Purell Hand Sanitizer Review: A dependable product to get you through cold/flu season

This sanitizer claims to leave hands feeling soft. What ingredient(s) back this up?

In the times of yore, hand sanitizer was something we only thought about once in a while. Until 2020, it probably wasn’t something the average person used every day. Now that it has become more of a go-to item in our everyday lives, it makes sense to look at this type of product under a more critical lens, just like any other skin care product. Fun/slightly embarrassing fact: I’ve always liked the smell of rubbing alcohol, aka isopropyl alcohol, ever since I was a kid. Perhaps that’s why I don’t mind using hand sanitizer—it’s kind of nice to feel like you’re doing something to ward off germs, y’know? But there is one thing I don’t like about hand sanitizers: they inevitably dry out your skin. The active ingredient is alcohol, which can be very drying. As such, a burgeoning subcategory of hand santizer is “moisturizing” hand sanitizer, made by companies like Bath & Body Works and Dove.

One day, I noticed that the label of my bottle of Purell said that it “leaves hands feeling soft.” In this post, we’ll take a closer look at the ingredients list and ask my dad how Purell hand sanitizer backs up that claim.

Purell Hand Sanitizer ingredients

Active ingredients: ethyl alcohol (70%) Inactive ingredients: water, isopropyl alcohol, caprylyl glycol, glycerin, isopropyl myristate, tocopheryl acetate, acrylates/c10-30 alkyl acrylate crosspolymer, aminomethyl propanol, fragrance

My Dad the Chemist’s review of Purell Hand Sanitizer

Purell Hand Sanitizer review

Purell Hand Sanitizer review

Purell’s website highlights glycerin as the inactive ingredient that is meant to help keep skin soft even with frequent usage. But I learned from my dad that isopropyl myristate is also considered a moisturizer, and the addition of vitamin E helps, too. It also contains Acrylates/C10-30 Alkyl Acrylate Crosspolymer to help thicken it into a gel. Other hand sanitizers, such as Dr. Bronner’s Lavender Hand Sanitizer, are packaged as a spray, so they’re much runnier. I still prefer washing my hands with soap and water whenever possible, but when I can’t get to a sink, Purell hand sanitizer has been my product of choice for on-the-go cleanups.

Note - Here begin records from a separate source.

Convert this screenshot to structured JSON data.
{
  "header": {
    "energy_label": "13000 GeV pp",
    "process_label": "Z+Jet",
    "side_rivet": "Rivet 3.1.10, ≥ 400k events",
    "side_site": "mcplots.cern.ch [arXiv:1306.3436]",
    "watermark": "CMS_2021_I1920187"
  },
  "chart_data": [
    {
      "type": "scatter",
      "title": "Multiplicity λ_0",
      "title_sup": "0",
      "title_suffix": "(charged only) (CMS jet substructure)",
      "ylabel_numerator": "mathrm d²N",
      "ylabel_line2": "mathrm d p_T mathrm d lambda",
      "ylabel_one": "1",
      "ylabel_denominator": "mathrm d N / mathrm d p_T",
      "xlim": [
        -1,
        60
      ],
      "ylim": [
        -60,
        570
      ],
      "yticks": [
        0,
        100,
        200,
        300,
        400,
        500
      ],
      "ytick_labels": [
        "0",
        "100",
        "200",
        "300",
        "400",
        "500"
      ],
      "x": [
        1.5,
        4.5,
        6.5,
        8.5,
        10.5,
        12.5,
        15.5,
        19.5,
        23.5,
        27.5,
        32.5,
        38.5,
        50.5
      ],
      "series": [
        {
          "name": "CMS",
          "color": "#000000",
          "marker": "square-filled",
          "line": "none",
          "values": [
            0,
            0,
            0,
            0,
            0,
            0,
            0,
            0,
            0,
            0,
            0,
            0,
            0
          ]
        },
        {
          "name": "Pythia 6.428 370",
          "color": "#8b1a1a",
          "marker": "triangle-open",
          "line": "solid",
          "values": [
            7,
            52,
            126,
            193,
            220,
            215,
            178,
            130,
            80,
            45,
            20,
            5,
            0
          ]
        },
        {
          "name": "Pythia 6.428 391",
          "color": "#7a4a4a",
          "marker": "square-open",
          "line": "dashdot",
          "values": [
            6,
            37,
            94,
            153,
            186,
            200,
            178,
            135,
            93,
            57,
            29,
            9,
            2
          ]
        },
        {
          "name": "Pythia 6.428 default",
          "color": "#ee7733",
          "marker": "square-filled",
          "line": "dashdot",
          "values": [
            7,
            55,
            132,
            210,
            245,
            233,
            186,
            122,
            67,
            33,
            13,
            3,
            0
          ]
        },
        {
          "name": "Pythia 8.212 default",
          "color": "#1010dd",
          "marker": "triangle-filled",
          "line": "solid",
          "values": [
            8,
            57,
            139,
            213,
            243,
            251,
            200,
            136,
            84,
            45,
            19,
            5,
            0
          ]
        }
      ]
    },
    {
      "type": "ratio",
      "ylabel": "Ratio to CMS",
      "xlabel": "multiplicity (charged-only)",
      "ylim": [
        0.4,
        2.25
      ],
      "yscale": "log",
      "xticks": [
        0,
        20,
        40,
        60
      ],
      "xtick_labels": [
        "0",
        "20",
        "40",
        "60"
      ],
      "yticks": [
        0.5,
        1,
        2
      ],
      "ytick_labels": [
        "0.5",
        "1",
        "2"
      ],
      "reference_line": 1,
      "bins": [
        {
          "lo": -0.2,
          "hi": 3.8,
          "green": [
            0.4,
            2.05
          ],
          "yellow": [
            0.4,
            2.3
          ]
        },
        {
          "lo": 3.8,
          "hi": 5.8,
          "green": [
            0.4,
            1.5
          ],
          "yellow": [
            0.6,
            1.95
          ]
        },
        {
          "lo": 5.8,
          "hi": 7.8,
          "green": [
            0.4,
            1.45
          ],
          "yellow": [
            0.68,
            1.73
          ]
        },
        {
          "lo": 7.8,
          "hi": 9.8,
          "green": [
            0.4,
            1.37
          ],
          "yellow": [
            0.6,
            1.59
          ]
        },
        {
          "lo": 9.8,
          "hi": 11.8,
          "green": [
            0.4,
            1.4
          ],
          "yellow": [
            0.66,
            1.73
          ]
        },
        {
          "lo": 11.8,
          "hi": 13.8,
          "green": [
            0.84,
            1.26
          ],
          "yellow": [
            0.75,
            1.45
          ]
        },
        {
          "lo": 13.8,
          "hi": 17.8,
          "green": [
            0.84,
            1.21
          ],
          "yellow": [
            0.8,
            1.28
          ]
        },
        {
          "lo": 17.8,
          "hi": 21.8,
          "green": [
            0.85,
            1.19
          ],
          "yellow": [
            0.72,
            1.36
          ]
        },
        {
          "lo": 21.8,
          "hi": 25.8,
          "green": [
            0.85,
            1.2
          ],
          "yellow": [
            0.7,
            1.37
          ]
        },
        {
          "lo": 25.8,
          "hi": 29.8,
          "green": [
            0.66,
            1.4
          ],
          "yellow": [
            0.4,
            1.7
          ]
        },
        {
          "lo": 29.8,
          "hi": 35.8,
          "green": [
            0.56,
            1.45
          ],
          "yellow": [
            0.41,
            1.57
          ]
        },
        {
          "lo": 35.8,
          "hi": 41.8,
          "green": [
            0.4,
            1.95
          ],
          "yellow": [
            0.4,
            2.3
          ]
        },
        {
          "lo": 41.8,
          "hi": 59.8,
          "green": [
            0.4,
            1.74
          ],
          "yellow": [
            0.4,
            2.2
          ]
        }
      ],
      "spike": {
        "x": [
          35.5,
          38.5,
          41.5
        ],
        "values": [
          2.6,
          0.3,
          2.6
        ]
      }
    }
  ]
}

My dad also makes another interesting point about hand sanitizer. He suggests rinsing off before eating food if you’re using a product that contains isopropyl alcohol or isopropyl myristate. The FDA recommends letting hand sanitizer dry completely before wiping it off. Therefore, in order to safely eat after using this product, you should apply it, let it dry, and then wipe it off with a water wipe or something similar.

When it comes to the golden standard of hand sanitizers, you’re not going to find one that’s more widespread than Purell. It’s so well known that you can often just say “Purell” and people will know you’re talking about hand sanitizer. (Kind of like how you can just say “Kleenex” instead of “tissue.") It seems to be the sanitizer of choice at doctor’s offices and hospitals, which serves as a testament to its credibility. There are now many, many types of hand sanitizers on the market, but it’s probably safest to go with a well-known brand like Purell because of contamination issues that have plagued the market. The FDA has compiled a list of hand sanitizers that are not safe to use; check it out here. I’m pretty pleased with Purell hand sanitizer so far. Even though it contains fragrance, the smell is not overpowering and it hasn’t irritated my skin that badly, though I still try to limit my use to times when I absolutely need it.